Using the password policy feature works correctly if chain on update is enabled

On a Directory Server read-only consumer, the Password must be changed after reset password policy setting was not enforced because the flag for marking the user that must change their password is set on the connection itself. If this setting was used with the chain on update feature, the flag was lost. As a consequence, the password policy feature did not work. With this update, the server sets the flag on chain on update connections properly. As a result, the password policy feature works correctly. (BZ#1582092)

Improved performance when the fine-grained password policy is enabled in Directory Server

When a search evaluates the shadowAccount entry, Directory Server adds the shadow attributes to the entry. If the fine-grained password policy is enabled, the shadowAccount entry can contain its own pwdpolicysubentry policy attribute. Previously, to retrieve this attribute, the server started an internal search for each shadowAccount entry, which was unnecessary because the entry was already known to the server. With this update, Directory Server only starts internal searches if if the entry is not known. As a result, the performance of searches, such as response time and throughput, is improved. (BZ#1593807)

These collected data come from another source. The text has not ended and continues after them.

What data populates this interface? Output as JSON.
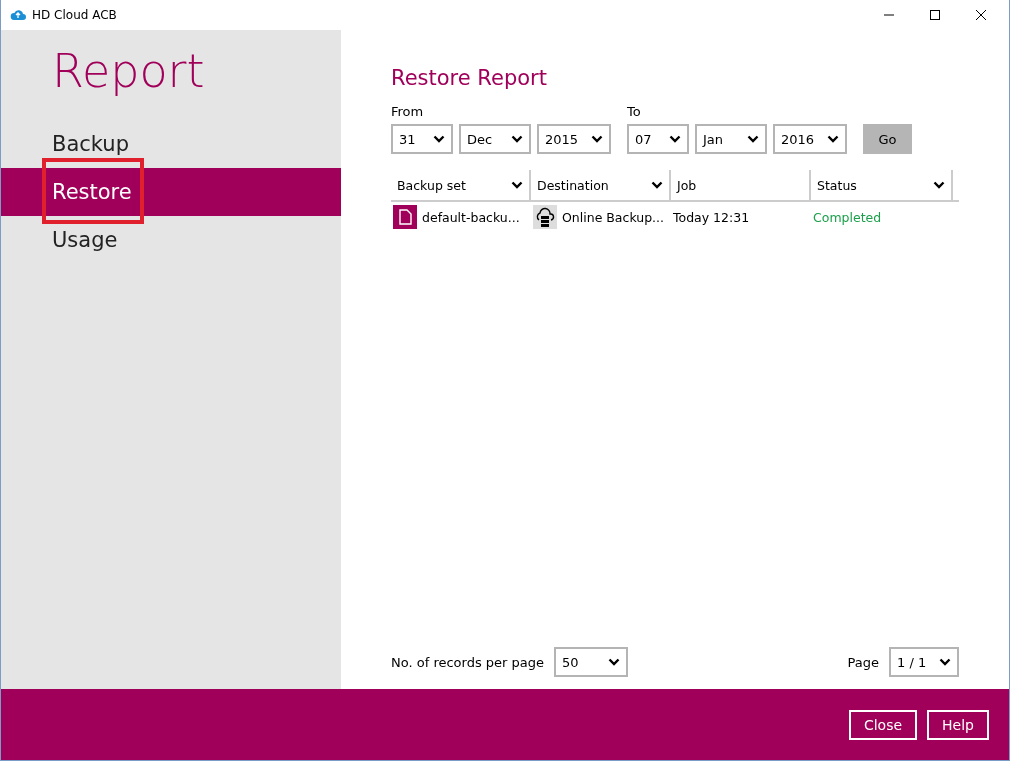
{
  "window": {
    "title": "HD Cloud ACB"
  },
  "sidebar": {
    "heading": "Report",
    "items": [
      {
        "label": "Backup",
        "selected": false,
        "highlighted": false
      },
      {
        "label": "Restore",
        "selected": true,
        "highlighted": true
      },
      {
        "label": "Usage",
        "selected": false,
        "highlighted": false
      }
    ]
  },
  "main": {
    "title": "Restore Report",
    "from": {
      "label": "From",
      "fields": [
        "31",
        "Dec",
        "2015"
      ]
    },
    "to": {
      "label": "To",
      "fields": [
        "07",
        "Jan",
        "2016"
      ]
    },
    "go_button": "Go",
    "table": {
      "columns": [
        {
          "label": "Backup set",
          "sortable": true
        },
        {
          "label": "Destination",
          "sortable": true
        },
        {
          "label": "Job",
          "sortable": false
        },
        {
          "label": "Status",
          "sortable": true
        }
      ],
      "rows": [
        {
          "backup_set": "default-backu...",
          "destination": "Online Backup...",
          "job": "Today 12:31",
          "status": "Completed",
          "color": "#1aa04a"
        }
      ]
    },
    "records_label": "No. of records per page",
    "records_value": "50",
    "page_label": "Page",
    "page_value": "1 / 1"
  },
  "footer": {
    "buttons": [
      "Close",
      "Help"
    ]
  }
}
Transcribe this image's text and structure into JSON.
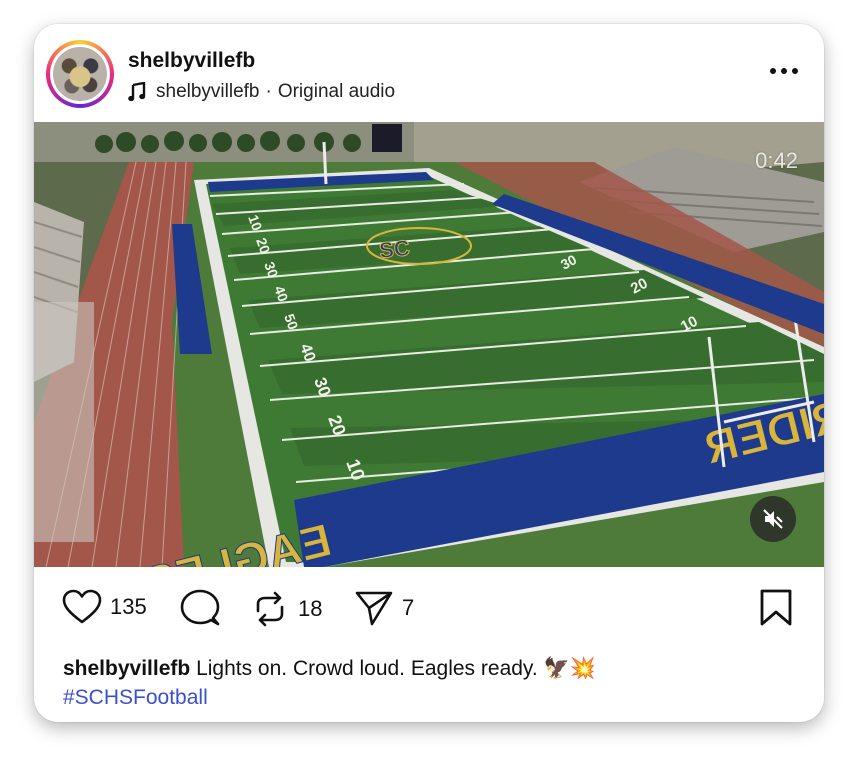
{
  "post": {
    "username": "shelbyvillefb",
    "audio_user": "shelbyvillefb",
    "audio_separator": "·",
    "audio_label": "Original audio",
    "video_timer": "0:42",
    "likes": "135",
    "reposts": "18",
    "shares": "7",
    "caption_user": "shelbyvillefb",
    "caption_text": "Lights on. Crowd loud. Eagles ready. 🦅💥",
    "hashtag": "#SCHSFootball"
  },
  "icons": {
    "music": "music-note-icon",
    "more": "more-horizontal-icon",
    "mute": "speaker-muted-icon",
    "like": "heart-icon",
    "comment": "comment-bubble-icon",
    "repost": "repost-arrows-icon",
    "share": "paper-plane-icon",
    "save": "bookmark-icon"
  },
  "colors": {
    "hashtag": "#3b4fd1",
    "field_green": "#3f7a34",
    "endzone_blue": "#1d3a8c",
    "endzone_text_gold": "#d9b53a"
  }
}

Directory Server now retrieves members of the replica bind DN group when the first session is started

Directory Server replicas define entries that are authorized to replicate updates to the replica itself. If the entries are members of the group set in the nsds5replicabinddngroup attribute, the group is retrieved periodically based on the interval set in the nsDS5ReplicaBindDnGroupCheckInterval attribute. If the entry is not a member at the time the server retrieves the group, any session that is authenticated using this entry is not authorized to replicate updates. This behavior remains until the entry becomes a member of the group and the server retrieves the group again. As a consequence, replication fails for the first interval set in nsDS5ReplicaBindDnGroupCheckInterval. With this update, the server retrieves the group when the first session is started rather than when the replica is created. As a result, the group is taken into account at the first attempt it is checked. (BZ#1598478)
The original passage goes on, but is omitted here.